The other part of the paper handling the sliding KV cache compares favourably with prefix caching, sure, but then we moved away prefix caching for serving since a while now, with paged attention (which should really have been called paged KV cache but oh well) offering a lot of interesting improvement in that area including supporting extremely well parallel decoding.
And I do not care enough to compare the streaming cache with the paged attention cache directly, first because it's work they should have done and not I, second because dropping token silently is something that confuses and frustrated users significantly enough that it puts me down from wanting to investigate further.
But it can still be useful. Imagine this use case, where you have a chat conversation between Assistant and User. Assume that the inputs to get the next assistant response are just the past conversation turns (cut off to fit context window).

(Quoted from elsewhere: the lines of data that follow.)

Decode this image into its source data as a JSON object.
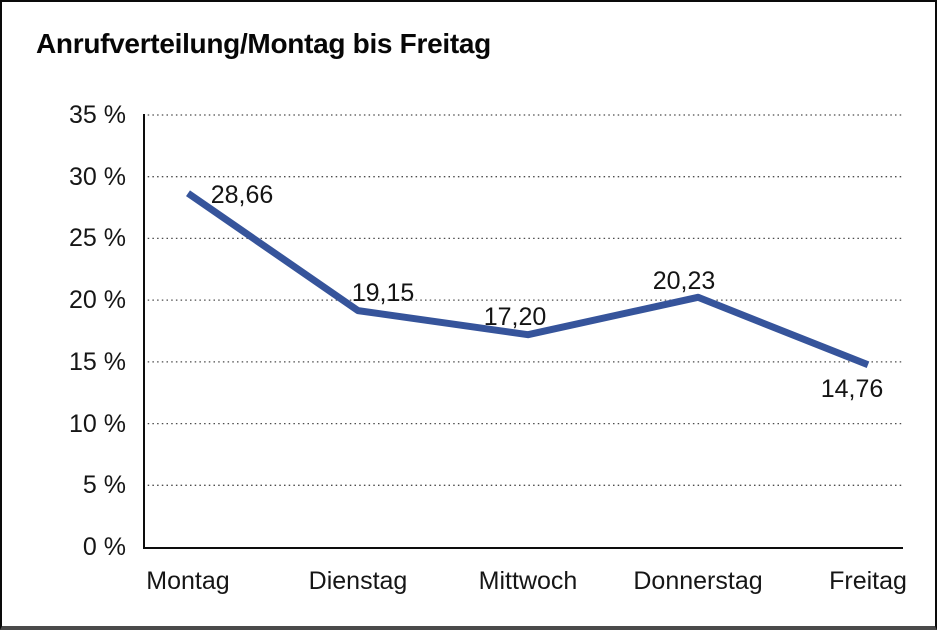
{
  "title": "Anrufverteilung/Montag bis Freitag",
  "chart_data": {
    "type": "line",
    "title": "Anrufverteilung/Montag bis Freitag",
    "categories": [
      "Montag",
      "Dienstag",
      "Mittwoch",
      "Donnerstag",
      "Freitag"
    ],
    "series": [
      {
        "name": "Anrufverteilung",
        "values": [
          28.66,
          19.15,
          17.2,
          20.23,
          14.76
        ]
      }
    ],
    "point_labels": [
      "28,66",
      "19,15",
      "17,20",
      "20,23",
      "14,76"
    ],
    "y_ticks": [
      {
        "value": 35,
        "label": "35 %"
      },
      {
        "value": 30,
        "label": "30 %"
      },
      {
        "value": 25,
        "label": "25 %"
      },
      {
        "value": 20,
        "label": "20 %"
      },
      {
        "value": 15,
        "label": "15 %"
      },
      {
        "value": 10,
        "label": "10 %"
      },
      {
        "value": 5,
        "label": "5 %"
      },
      {
        "value": 0,
        "label": "0 %"
      }
    ],
    "xlabel": "",
    "ylabel": "",
    "unit": "%",
    "ylim": [
      0,
      35
    ],
    "grid": "horizontal-dotted",
    "legend": "none",
    "line_color": "#36549B",
    "axis_color": "#0d0d0d",
    "grid_color": "#4c4c4c"
  }
}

So for turn 1 the input is:
User: (user turn 1)
For turn 2 the input is: User: (user turn 1)
Assistant: (assistant turn 1)
User: (user turn 2)
Etc.Now, what this allows you to do is reuse the attention computed from the previous turns (since the prefix is the same).
In practice, people often have a system prompt before the conversation history, which (as far a I can tell) makes this technique not applicable (the input prefix will change as soon as the conversation history is long enough that we need to start dropping the oldest turns, otherwise the system prompt would get ignored).
In such case, what you could do is to cache at least the system prompt. This is also possible with https://github.com/OpenNMT/CTranslate2/blob/2203ad5c8baf878a...
"Their method cleverly exploits the LLMs' tendency to use initial tokens as "attention sinks" to anchor the distribution of attention scores. By caching initial tokens alongside recent ones, StreamingLLM restored perplexity and achieved up to 22x faster decoding than prior techniques." [1]
"We show that StreamingLLM can enable Llama-2, MPT, Falcon, and Pythia to perform stable and efficient language modeling with up to 4 million tokens and more." [2]
"we discover that adding a placeholder token as a dedicated attention sink during pre-training can further improve streaming deployment." [2]
"StreamingLLM achieves an impressive speedup, reaching up to 22.2× per token. Despite its reduced latency, StreamingLLM sustains a memory footprint consistent with the re-computation baseline." [2]
[1] https://notes.aimodels.fyi/llm-infinite-context-window-strea...
Would be interesting to see an application for this where you can have a more fluid conversation with the ability to interrupt each other mid sentence. I suppose this would require retraining or finetuning on transcribed natural vocal conversations between two people. It would probably also require a different structure than the current chat based methods.